O saguão do cinema está em polvorosa. Fotógrafos esperam o cidadão ilustre, vindo de longe e cheio de predicados. Atual namorado de sua estrela, seria bom para todos se eles viessem juntos - mas o criador está só. Converso com amigos, reencontro pessoas queridas, ainda na expectativa de encontrar aquele tal cara, que me foi apresentado 17 anos antes e perpassou diversas passagens. De vencedor do Leão de Ouro em Veneza a indicado ao Oscar, passaram apenas dois anos... e depois disso, a queda. Qual será o próximo passo do criador? Bom, talvez seja aplacar a sanha de fotógrafos ávidos. Ele chega. E o barulho característico dos flashes miram na direção de Darren Aronofsky, o homem que durante um ano guardou o segredo mãe!, que agora em setembro ganhou o mundo.

Após menos de 5 minutos de poses simpáticas, vem a tal frase 'that's enough', que indica que devemos sair dali e nos posicionarmos para o início da coletiva de imprensa de um dos mais polêmicos e polarizantes filmes do ano. Aronofsky está relaxado, a vontade, e seu interlocutor faz uma boa ponte entre ele e a massa de críticos e jornalistas que querem mais dele, e mais do filme-enigma (ou quase enigma) que desde o início do mês vem dividindo as conversas, o público e a imprensa. Perguntado por essa divisão que vem ocorrendo a respeito do seu filme, Aronofsky é sensato e diz que isso não é algo que ele possa dominar, mas que seus trabalhos são honestos com a história que ele quer contar e que ele as conta exatamente como concebeu.

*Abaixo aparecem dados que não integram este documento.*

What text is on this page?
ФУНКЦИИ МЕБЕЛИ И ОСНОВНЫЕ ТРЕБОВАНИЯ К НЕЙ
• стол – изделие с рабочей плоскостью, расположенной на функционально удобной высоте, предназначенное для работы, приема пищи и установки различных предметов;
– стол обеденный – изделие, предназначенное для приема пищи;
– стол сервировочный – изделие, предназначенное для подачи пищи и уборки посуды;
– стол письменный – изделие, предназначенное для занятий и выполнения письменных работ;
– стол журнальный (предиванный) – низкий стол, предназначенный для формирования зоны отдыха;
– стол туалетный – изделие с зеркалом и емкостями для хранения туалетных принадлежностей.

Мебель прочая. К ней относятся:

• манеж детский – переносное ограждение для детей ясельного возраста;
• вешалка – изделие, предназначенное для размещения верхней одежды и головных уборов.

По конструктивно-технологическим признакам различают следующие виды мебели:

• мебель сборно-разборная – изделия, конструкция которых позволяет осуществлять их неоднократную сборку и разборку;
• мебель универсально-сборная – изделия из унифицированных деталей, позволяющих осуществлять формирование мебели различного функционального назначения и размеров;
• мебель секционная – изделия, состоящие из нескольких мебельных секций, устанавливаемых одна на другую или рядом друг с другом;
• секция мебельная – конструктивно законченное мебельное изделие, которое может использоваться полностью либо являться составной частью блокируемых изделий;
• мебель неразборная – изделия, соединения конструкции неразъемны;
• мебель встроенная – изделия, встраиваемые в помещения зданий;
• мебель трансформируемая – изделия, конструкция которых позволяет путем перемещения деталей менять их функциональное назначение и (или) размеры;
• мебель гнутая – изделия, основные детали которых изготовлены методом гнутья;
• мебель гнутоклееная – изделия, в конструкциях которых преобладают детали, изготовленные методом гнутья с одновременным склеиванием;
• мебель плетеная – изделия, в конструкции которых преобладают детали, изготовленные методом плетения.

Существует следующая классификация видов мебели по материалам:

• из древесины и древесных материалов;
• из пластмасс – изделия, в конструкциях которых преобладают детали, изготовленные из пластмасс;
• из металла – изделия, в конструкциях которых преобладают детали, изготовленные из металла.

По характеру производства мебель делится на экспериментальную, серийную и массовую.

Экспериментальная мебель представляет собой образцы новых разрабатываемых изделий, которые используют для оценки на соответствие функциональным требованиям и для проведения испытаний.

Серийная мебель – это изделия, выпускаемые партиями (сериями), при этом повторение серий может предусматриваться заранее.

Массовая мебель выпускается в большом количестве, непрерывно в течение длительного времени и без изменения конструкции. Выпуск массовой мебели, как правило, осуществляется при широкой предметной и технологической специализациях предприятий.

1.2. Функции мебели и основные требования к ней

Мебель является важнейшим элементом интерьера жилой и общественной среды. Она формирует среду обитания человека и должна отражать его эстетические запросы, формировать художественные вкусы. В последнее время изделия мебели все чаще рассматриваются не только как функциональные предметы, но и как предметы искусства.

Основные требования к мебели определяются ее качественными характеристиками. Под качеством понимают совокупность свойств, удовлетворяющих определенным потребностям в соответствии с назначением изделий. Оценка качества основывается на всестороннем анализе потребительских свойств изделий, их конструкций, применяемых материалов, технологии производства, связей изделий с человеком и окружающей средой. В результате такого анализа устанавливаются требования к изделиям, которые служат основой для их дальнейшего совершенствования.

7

Um jornalista enxergou um viés feminista na história da jovem esposa de um escritor cuja casa é invadida gradativamente por estranhos, e perguntou justamente se Jennifer Lawrence tinha contribuído com algo no roteiro já que ela defende causas ligadas ao tema, no que ele respondeu que a inspiração que sofreu dela já representa muito dessa contribuição, e que o filme pode sim ser visto com essa característica assim como tantas outras, já que ele construiu propositadamente uma narrativa que privilegia várias interpretações. Quanto ao próprio roteiro Aronofsky disse ser muito rápido em suas feituras, o próprio mãe! não lhe levou mais de 10 dias, e que a rapidez nesse processo é uma marca sua, que ele vai aprimorando durante os ensaios e filmagens.

Chega então o momento de uma ótima pergunta. Um jornalista analisa que seus personagens sempre estão em busca de alguma esperança ou redenção e que acabam conseguindo-a, mesmo no caos, e pergunta se ele acha que a humanidade tenha salvação, ou se apenas a destruição total "dará um jeito na bagunça". Ele concorda com a afirmação, se diz um otimista e por isso faz filmes, pra tentar colocar sua visão positiva de mundo como mensagem final, embora entenda que nem sempre seja isso que as pessoas levem dos seus filmes. Ele ri da pergunta, e diz que nem sempre leva esse radicalismo em conta, mas que entende que as pessoas vejam a aniquilação como solução, já que vivemos tempos onde nem tudo faz muito sentido, nem o entendimento tem sido o forte da sociedade em geral.

O elenco também foi alvo de perguntas na coletiva. Ele foi indagado sobre a escalação específica de Michelle Pfeiffer e de como chegou ao nome dela, bem como o trabalho com todos. Ele voltou então a ressaltar o importante dos ensaios num filme onde especificamente tenha apenas um cenário-base (ainda que muito grande e, digamos, da sua funcionalidade durante a trama), e disse sempre ter sido um sonho trabalhar com Michelle, que não foi difícil chegar ao nome dela para essa personagem tão singular da história; ela vê o jogo cênico entre ela e Jennifer algo comparável a uma caçada entre gato e rato, e Michelle tem a malícia necessária dos felinos. Através dessa pergunta, Aronofsky também assume o caráter de parábola bíblica de seu longa, que uma visão religiosa clara é colocada em pauta, ainda que o filme funcione como tantas outras colocações e leituras que possam ser feitas, e ele mesmo já leu diversas coisas diferentes não apenas sobre essa, como de outras obras suas.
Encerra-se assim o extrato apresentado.